Alternate #2: Maybe even a Calibre EPUB->EPUB conversion might be able to condense a lot of that crap down.
But first, I'd run regex to remove inline:
Code:
id="_idTextSpan41408"
top:2589.14px;
left:1107.67px;
letter-spacing:0.73px;
4 Regexes:
- id="_idTextSpan\d+"
- top:-*[\d\.]+px;
- left:-*[\d\.]+px;
- letter-spacing:-*[\d\.]+px;
then running a Calibre EPUB->EPUB should morph all those thousands of <span>s into a smaller amount of <span class="calibre##"> classes.
So Step 1 (Original):
Step 2 (The 4 Regexes):
Code:
<p class="Drop-Cap ParaOverride-1"><span class="CharOverride-14" style="position:absolute;">“</span><span class="CharOverride-3" style="position:absolute;">I </span><span class="CharOverride-3" style="position:absolute;">want </span><span class="CharOverride-3" style="position:absolute;">you </span>
Step 3 (Calibre EPUB->EPUB):
Code:
<p class="Drop-Cap ParaOverride-1"><span class="calibre1">“</span><span class="calibre2">I </span><span class="calibre2">want </span><span class="calibre2">you </span>
From there, it's at least a bit more readable, and you may be able to clean it up like JSWolf said, using Diap's Editing Toolbag (or similar tools).
If you're lucky, the book will condense down to only a few dozen calibre## classes...

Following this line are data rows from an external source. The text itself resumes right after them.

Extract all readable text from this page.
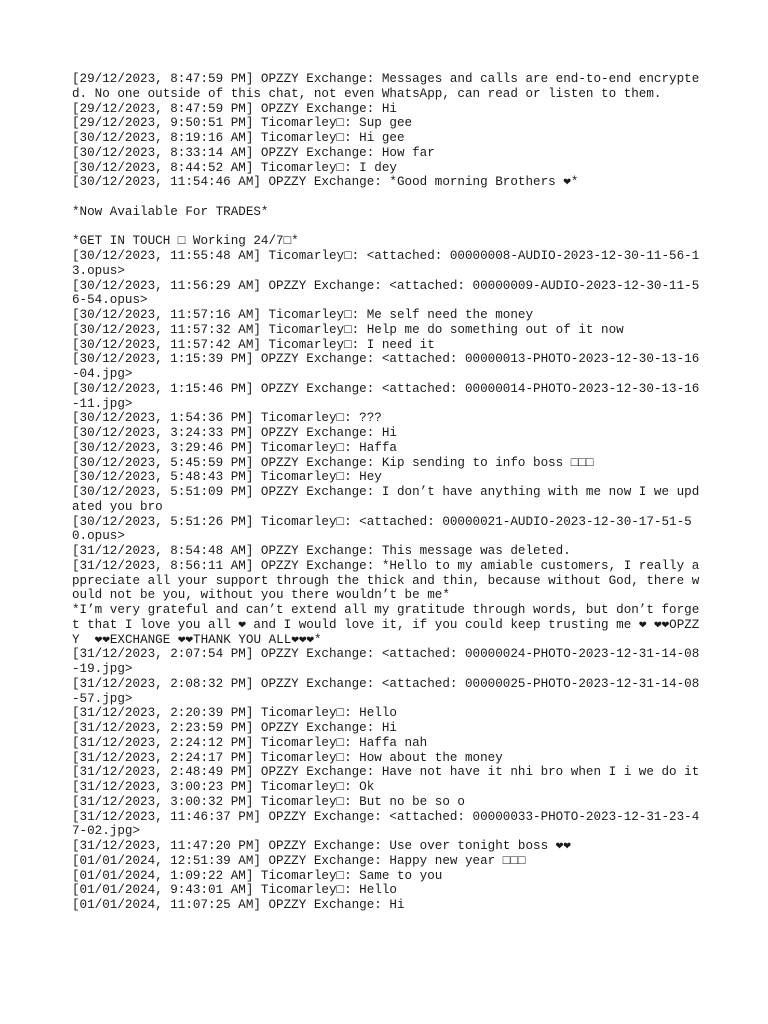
[29/12/2023, 8:47:59 PM] OPZZY Exchange: Messages and calls are end-to-end encrypted. No one outside of this chat, not even WhatsApp, can read or listen to them.

[29/12/2023, 8:47:59 PM] OPZZY Exchange: Hi

[29/12/2023, 9:50:51 PM] Ticomarley□: Sup gee

[30/12/2023, 8:19:16 AM] Ticomarley□: Hi gee

[30/12/2023, 8:33:14 AM] OPZZY Exchange: How far

[30/12/2023, 8:44:52 AM] Ticomarley□: I dey

[30/12/2023, 11:54:46 AM] OPZZY Exchange: *Good morning Brothers ❤*

*Now Available For TRADES*

*GET IN TOUCH □ Working 24/7□*

[30/12/2023, 11:55:48 AM] Ticomarley□: <attached: 00000008-AUDIO-2023-12-30-11-56-13.opus>

[30/12/2023, 11:56:29 AM] OPZZY Exchange: <attached: 00000009-AUDIO-2023-12-30-11-56-54.opus>

[30/12/2023, 11:57:16 AM] Ticomarley□: Me self need the money

[30/12/2023, 11:57:32 AM] Ticomarley□: Help me do something out of it now

[30/12/2023, 11:57:42 AM] Ticomarley□: I need it

[30/12/2023, 1:15:39 PM] OPZZY Exchange: <attached: 00000013-PHOTO-2023-12-30-13-16-04.jpg>

[30/12/2023, 1:15:46 PM] OPZZY Exchange: <attached: 00000014-PHOTO-2023-12-30-13-16-11.jpg>

[30/12/2023, 1:54:36 PM] Ticomarley□: ???

[30/12/2023, 3:24:33 PM] OPZZY Exchange: Hi

[30/12/2023, 3:29:46 PM] Ticomarley□: Haffa

[30/12/2023, 5:45:59 PM] OPZZY Exchange: Kip sending to info boss □□□

[30/12/2023, 5:48:43 PM] Ticomarley□: Hey

[30/12/2023, 5:51:09 PM] OPZZY Exchange: I don’t have anything with me now I we updated you bro

[30/12/2023, 5:51:26 PM] Ticomarley□: <attached: 00000021-AUDIO-2023-12-30-17-51-50.opus>

[31/12/2023, 8:54:48 AM] OPZZY Exchange: This message was deleted.

[31/12/2023, 8:56:11 AM] OPZZY Exchange: *Hello to my amiable customers, I really appreciate all your support through the thick and thin, because without God, there would not be you, without you there wouldn’t be me*

*I’m very grateful and can’t extend all my gratitude through words, but don’t forget that I love you all ❤ and I would love it, if you could keep trusting me ❤ ❤❤OPZZY  ❤❤EXCHANGE ❤❤THANK YOU ALL❤❤❤*

[31/12/2023, 2:07:54 PM] OPZZY Exchange: <attached: 00000024-PHOTO-2023-12-31-14-08-19.jpg>

[31/12/2023, 2:08:32 PM] OPZZY Exchange: <attached: 00000025-PHOTO-2023-12-31-14-08-57.jpg>

[31/12/2023, 2:20:39 PM] Ticomarley□: Hello

[31/12/2023, 2:23:59 PM] OPZZY Exchange: Hi

[31/12/2023, 2:24:12 PM] Ticomarley□: Haffa nah

[31/12/2023, 2:24:17 PM] Ticomarley□: How about the money

[31/12/2023, 2:48:49 PM] OPZZY Exchange: Have not have it nhi bro when I i we do it

[31/12/2023, 3:00:23 PM] Ticomarley□: Ok

[31/12/2023, 3:00:32 PM] Ticomarley□: But no be so o

[31/12/2023, 11:46:37 PM] OPZZY Exchange: <attached: 00000033-PHOTO-2023-12-31-23-47-02.jpg>

[31/12/2023, 11:47:20 PM] OPZZY Exchange: Use over tonight boss ❤❤

[01/01/2024, 12:51:39 AM] OPZZY Exchange: Happy new year □□□

[01/01/2024, 1:09:22 AM] Ticomarley□: Same to you

[01/01/2024, 9:43:01 AM] Ticomarley□: Hello

[01/01/2024, 11:07:25 AM] OPZZY Exchange: Hi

If you're unlucky, the book will condense down to hundreds/thousands of calibre## classes.
Quote:
Originally Posted by salamanderjuice
If you really wanna learn something you could try using an HTML parser in a language like Python or Perl to process the HTML to remove all the span tags (or whatever else makes it fixed layout) while keeping the rest.
|
Agreed. "20 minutes manual cleanup per book" vs. "a few seconds to run a parser".

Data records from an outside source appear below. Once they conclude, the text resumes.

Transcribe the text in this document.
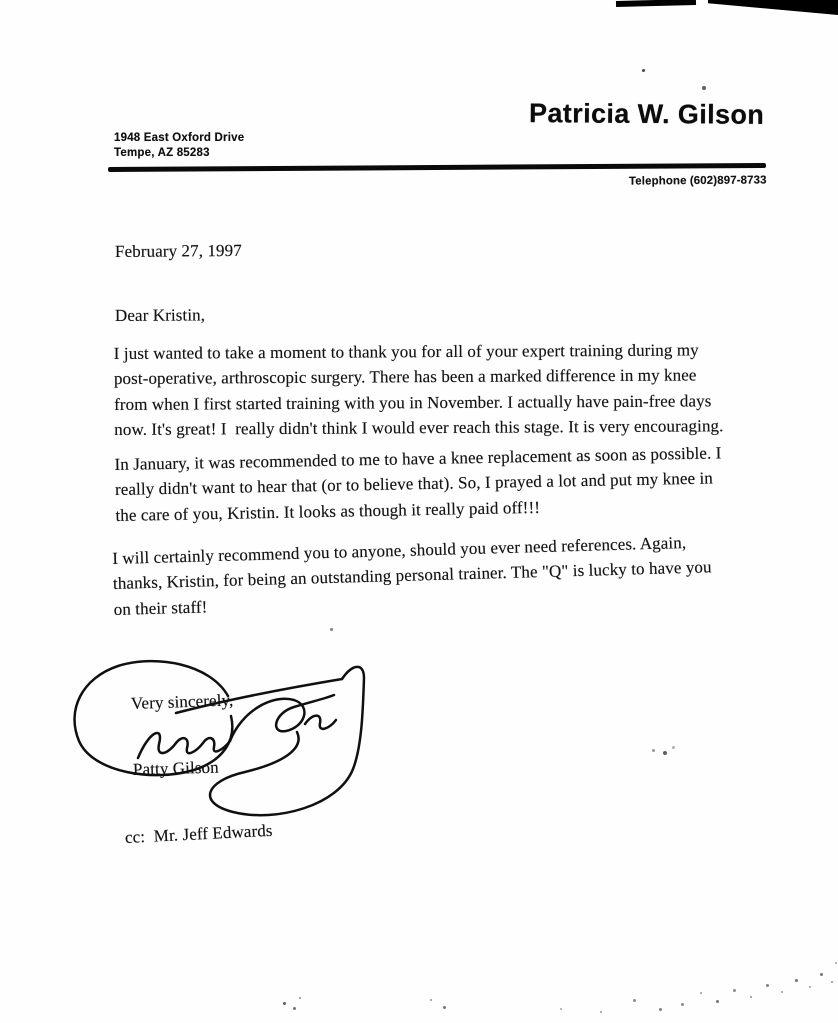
Patricia W. Gilson
1948 East Oxford Drive
Tempe, AZ 85283
Telephone (602)897-8733
February 27, 1997
Dear Kristin,
I just wanted to take a moment to thank you for all of your expert training during my
post-operative, arthroscopic surgery. There has been a marked difference in my knee
from when I first started training with you in November. I actually have pain-free days
now. It's great! I  really didn't think I would ever reach this stage. It is very encouraging.
In January, it was recommended to me to have a knee replacement as soon as possible. I
really didn't want to hear that (or to believe that). So, I prayed a lot and put my knee in
the care of you, Kristin. It looks as though it really paid off!!!
I will certainly recommend you to anyone, should you ever need references. Again,
thanks, Kristin, for being an outstanding personal trainer. The "Q" is lucky to have you
on their staff!
Very sincerely,
Patty Gilson
cc:  Mr. Jeff Edwards
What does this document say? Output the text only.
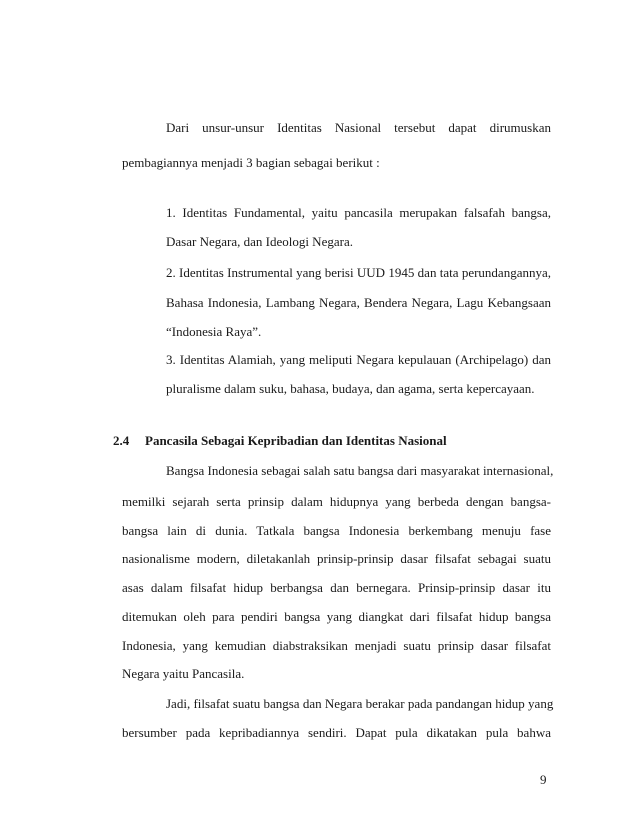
Dari unsur-unsur Identitas Nasional tersebut dapat dirumuskan
pembagiannya menjadi 3 bagian sebagai berikut :
1. Identitas Fundamental, yaitu pancasila merupakan falsafah bangsa,
Dasar Negara, dan Ideologi Negara.
2. Identitas Instrumental yang berisi UUD 1945 dan tata perundangannya,
Bahasa Indonesia, Lambang Negara, Bendera Negara, Lagu Kebangsaan
“Indonesia Raya”.
3. Identitas Alamiah, yang meliputi Negara kepulauan (Archipelago) dan
pluralisme dalam suku, bahasa, budaya, dan agama, serta kepercayaan.
2.4 Pancasila Sebagai Kepribadian dan Identitas Nasional
Bangsa Indonesia sebagai salah satu bangsa dari masyarakat internasional,
memilki sejarah serta prinsip dalam hidupnya yang berbeda dengan bangsa-
bangsa lain di dunia. Tatkala bangsa Indonesia berkembang menuju fase
nasionalisme modern, diletakanlah prinsip-prinsip dasar filsafat sebagai suatu
asas dalam filsafat hidup berbangsa dan bernegara. Prinsip-prinsip dasar itu
ditemukan oleh para pendiri bangsa yang diangkat dari filsafat hidup bangsa
Indonesia, yang kemudian diabstraksikan menjadi suatu prinsip dasar filsafat
Negara yaitu Pancasila.
Jadi, filsafat suatu bangsa dan Negara berakar pada pandangan hidup yang
bersumber pada kepribadiannya sendiri. Dapat pula dikatakan pula bahwa
9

Although I haven't seen enough (disgusting) FXL EPUBs to know what potential ugly code you'd run across.
All I know is that every single word—and sometimes character, as Hitch said—is wrapped in a <span> with enough manual styling to fill up your entire screen, flying off the monitor.
To throw out
all <span>s might not be right... so I'd go in and surgically remove certain inline styles (like top/left/letter-spacing).
But sometimes it's easier to throw out nearly everything, then add the rare formatting exceptions back in later. (Like blockquotes, poetry, etc.)
All depends on the book...
Side Note: And InDesign's mentality is to always go back to InDesign as your "source document", do your fixes/adjustments there, then reexport. Never to create human-readable/maintainable code in the EPUB/output itself.